Sialorrhea (excessive salivation) can result from different causes such as swallowing problems (dysphagia). This condition is often associated with diseases involving the brain such as cerebral palsy, Parkinson's disease, stroke or brain injury. The effects of sialorrhea can include difficulty in eating and speaking, as well as skin breakdown and aspiration pneumonia (lung infection caused by the aspiration of food).
IncobotulinumtoxinA (IBTA; Xeomin) is a neurotoxin similar to Botox. It works by blocking nerve activity in the muscles it is injected in. Prior studies have shown the effectiveness and safety of Botox in the treatment of excessive salivation in patients with Parkinson's disease. However, it is still not clear how IBTA can affect the treatment of patients with brain conditions such as stroke or Parkinson's disease.
Methods & findings
This study included information about 184 patients. They had excessive salivation from brain conditions. 70.7% had Parkinson disease and 19% had a stroke. These patients were randomly assigned to receive IBTA (75 U dose or 100 U dose) or a placebo). The main outcome was the change in saliva flow before treatment and after 4 weeks of treatment.

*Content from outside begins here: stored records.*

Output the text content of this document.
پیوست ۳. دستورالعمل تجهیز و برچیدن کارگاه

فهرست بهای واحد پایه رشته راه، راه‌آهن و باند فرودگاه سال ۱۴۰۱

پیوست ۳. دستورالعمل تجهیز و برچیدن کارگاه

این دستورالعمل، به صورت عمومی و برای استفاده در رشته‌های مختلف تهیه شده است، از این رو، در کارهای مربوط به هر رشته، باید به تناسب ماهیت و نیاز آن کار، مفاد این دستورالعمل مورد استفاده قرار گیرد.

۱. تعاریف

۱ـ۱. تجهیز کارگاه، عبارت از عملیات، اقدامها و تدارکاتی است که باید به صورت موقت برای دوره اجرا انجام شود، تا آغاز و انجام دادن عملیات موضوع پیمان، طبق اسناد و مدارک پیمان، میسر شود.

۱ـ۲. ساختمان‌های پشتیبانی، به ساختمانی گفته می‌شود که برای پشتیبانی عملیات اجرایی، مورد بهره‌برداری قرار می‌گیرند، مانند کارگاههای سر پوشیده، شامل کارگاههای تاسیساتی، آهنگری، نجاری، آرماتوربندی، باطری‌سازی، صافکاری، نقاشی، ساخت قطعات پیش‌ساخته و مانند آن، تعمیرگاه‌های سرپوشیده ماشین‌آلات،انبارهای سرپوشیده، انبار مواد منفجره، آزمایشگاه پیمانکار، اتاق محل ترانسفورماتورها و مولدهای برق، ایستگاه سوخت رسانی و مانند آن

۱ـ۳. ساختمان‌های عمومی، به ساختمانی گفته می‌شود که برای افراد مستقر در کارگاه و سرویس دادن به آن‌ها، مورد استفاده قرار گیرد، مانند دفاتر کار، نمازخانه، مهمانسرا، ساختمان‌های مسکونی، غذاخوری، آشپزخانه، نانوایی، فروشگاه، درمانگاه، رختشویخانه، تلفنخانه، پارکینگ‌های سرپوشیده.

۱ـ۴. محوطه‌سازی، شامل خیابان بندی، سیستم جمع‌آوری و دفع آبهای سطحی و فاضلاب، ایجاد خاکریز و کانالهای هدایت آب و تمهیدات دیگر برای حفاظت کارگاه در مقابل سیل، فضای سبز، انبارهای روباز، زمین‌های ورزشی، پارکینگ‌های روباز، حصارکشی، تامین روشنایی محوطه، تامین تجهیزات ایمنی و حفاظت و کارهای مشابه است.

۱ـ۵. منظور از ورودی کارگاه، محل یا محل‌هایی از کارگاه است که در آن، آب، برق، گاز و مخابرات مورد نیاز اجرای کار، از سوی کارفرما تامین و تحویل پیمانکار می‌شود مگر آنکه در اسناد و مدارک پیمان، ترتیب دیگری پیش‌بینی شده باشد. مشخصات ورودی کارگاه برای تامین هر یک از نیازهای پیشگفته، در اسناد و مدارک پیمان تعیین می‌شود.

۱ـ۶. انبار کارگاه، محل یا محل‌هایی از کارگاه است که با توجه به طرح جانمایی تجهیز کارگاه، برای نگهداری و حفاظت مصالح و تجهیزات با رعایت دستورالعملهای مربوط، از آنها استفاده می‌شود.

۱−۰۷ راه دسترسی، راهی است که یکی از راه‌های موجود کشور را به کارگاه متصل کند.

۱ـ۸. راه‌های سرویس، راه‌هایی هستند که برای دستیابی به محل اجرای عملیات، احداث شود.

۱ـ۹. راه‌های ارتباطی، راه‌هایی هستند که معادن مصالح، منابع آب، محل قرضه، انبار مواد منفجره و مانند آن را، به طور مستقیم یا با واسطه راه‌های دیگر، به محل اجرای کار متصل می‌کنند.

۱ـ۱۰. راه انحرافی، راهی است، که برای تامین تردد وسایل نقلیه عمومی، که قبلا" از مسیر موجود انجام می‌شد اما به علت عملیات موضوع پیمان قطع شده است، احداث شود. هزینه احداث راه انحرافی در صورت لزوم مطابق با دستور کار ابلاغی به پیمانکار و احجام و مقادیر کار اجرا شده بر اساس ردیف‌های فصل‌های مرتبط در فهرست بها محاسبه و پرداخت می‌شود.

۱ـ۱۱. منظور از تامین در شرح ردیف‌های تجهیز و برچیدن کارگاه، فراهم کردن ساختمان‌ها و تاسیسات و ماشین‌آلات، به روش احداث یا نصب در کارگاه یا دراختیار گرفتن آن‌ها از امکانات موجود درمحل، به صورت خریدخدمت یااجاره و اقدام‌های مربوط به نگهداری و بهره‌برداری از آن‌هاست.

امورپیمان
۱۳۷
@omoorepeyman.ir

Both IBTA groups showed a reduction in saliva flow when compared to the placebo group. The reduction was even greater in patients treated with the higher dose of IBTA. A lasting effect was seen at week 16 after treatment.

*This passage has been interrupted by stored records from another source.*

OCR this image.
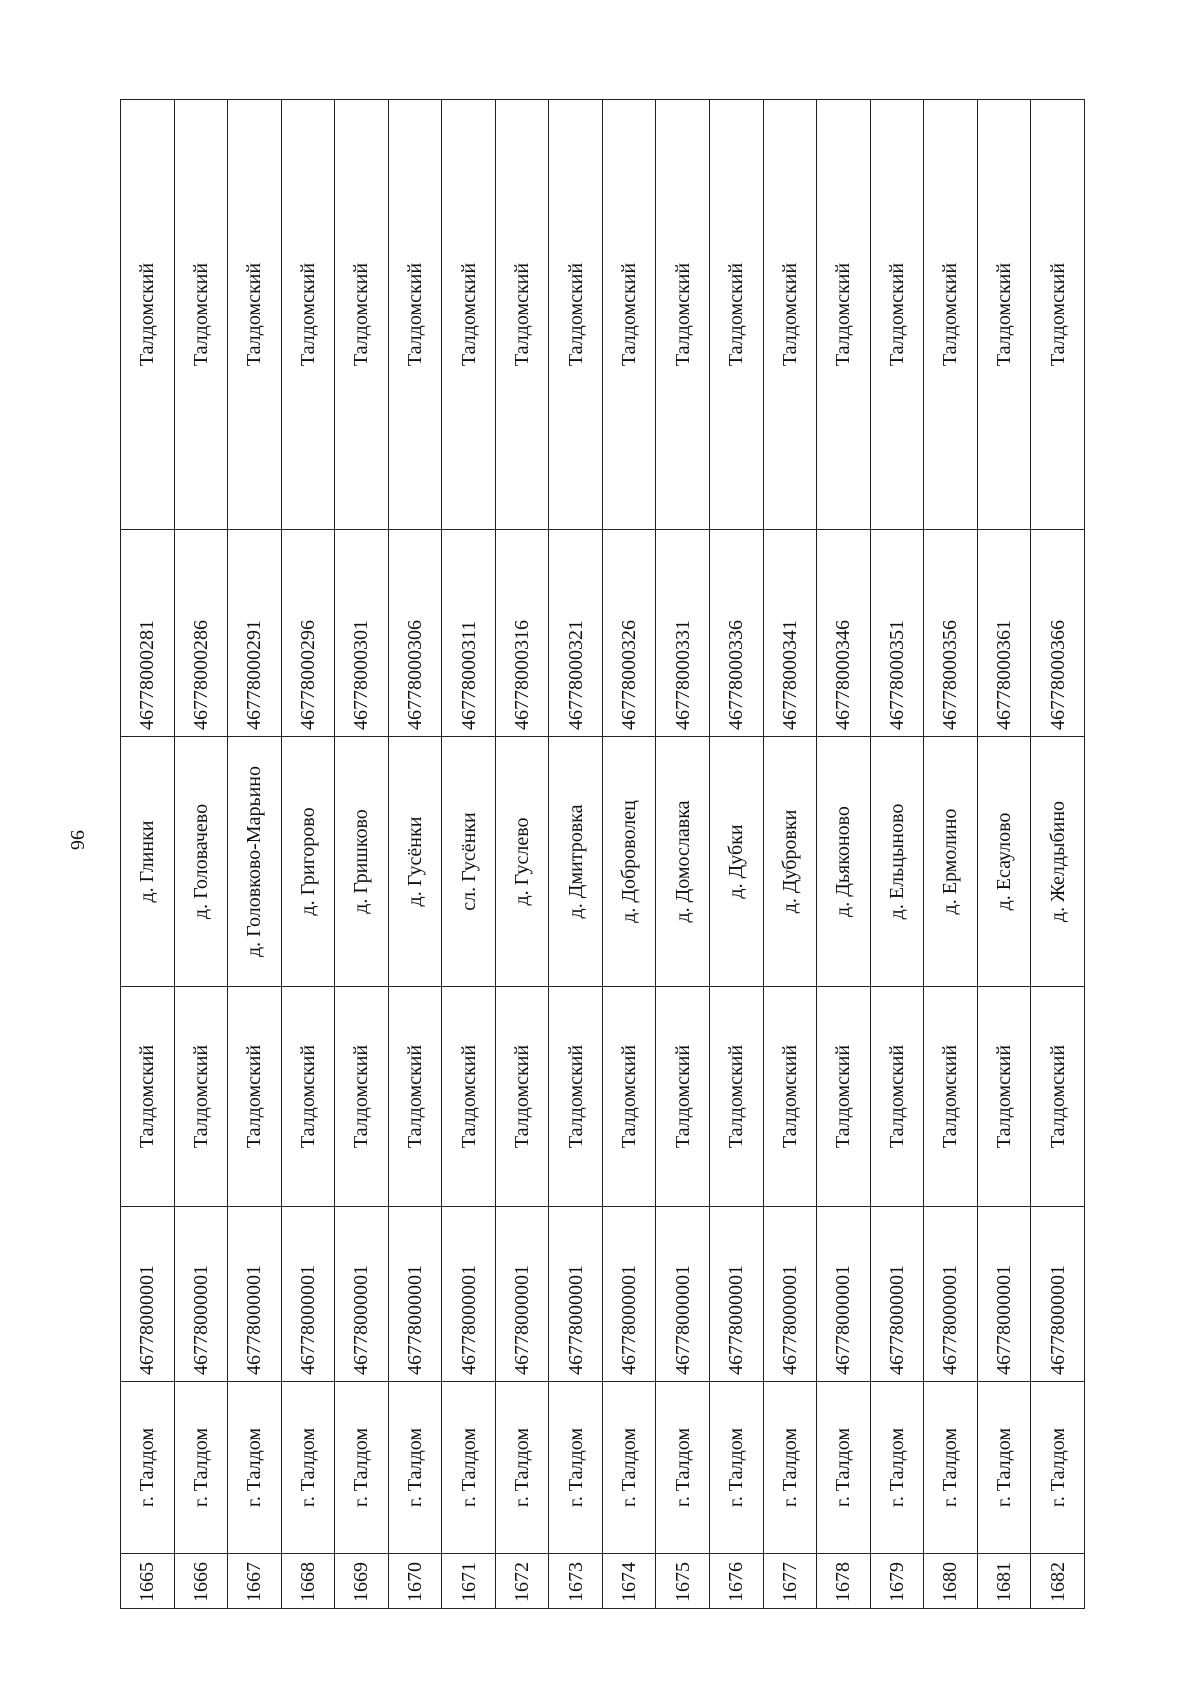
96
1665	г. Талдом	46778000001	Талдомский	д. Глинки	46778000281	Талдомский
1666	г. Талдом	46778000001	Талдомский	д. Головачево	46778000286	Талдомский
1667	г. Талдом	46778000001	Талдомский	д. Головково-Марьино	46778000291	Талдомский
1668	г. Талдом	46778000001	Талдомский	д. Григорово	46778000296	Талдомский
1669	г. Талдом	46778000001	Талдомский	д. Гришково	46778000301	Талдомский
1670	г. Талдом	46778000001	Талдомский	д. Гусёнки	46778000306	Талдомский
1671	г. Талдом	46778000001	Талдомский	сл. Гусёнки	46778000311	Талдомский
1672	г. Талдом	46778000001	Талдомский	д. Гуслево	46778000316	Талдомский
1673	г. Талдом	46778000001	Талдомский	д. Дмитровка	46778000321	Талдомский
1674	г. Талдом	46778000001	Талдомский	д. Доброволец	46778000326	Талдомский
1675	г. Талдом	46778000001	Талдомский	д. Домославка	46778000331	Талдомский
1676	г. Талдом	46778000001	Талдомский	д. Дубки	46778000336	Талдомский
1677	г. Талдом	46778000001	Талдомский	д. Дубровки	46778000341	Талдомский
1678	г. Талдом	46778000001	Талдомский	д. Дьяконово	46778000346	Талдомский
1679	г. Талдом	46778000001	Талдомский	д. Ельцыново	46778000351	Талдомский
1680	г. Талдом	46778000001	Талдомский	д. Ермолино	46778000356	Талдомский
1681	г. Талдом	46778000001	Талдомский	д. Есаулово	46778000361	Талдомский
1682	г. Талдом	46778000001	Талдомский	д. Желдыбино	46778000366	Талдомский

In patients in the IBTA group, the most common treatment-related side effect was dry mouth (2.7%-5.4%) and problems in swallowing (0-2.7%). These were more common in the 75 U dose group.
The bottom line
The authors concluded that IBTA is an effective and safe treatment for excessive salivation in patients with Parkinson's disease or stroke.
The fine print
This study had a limited number of patients with stroke. Larger studies are needed.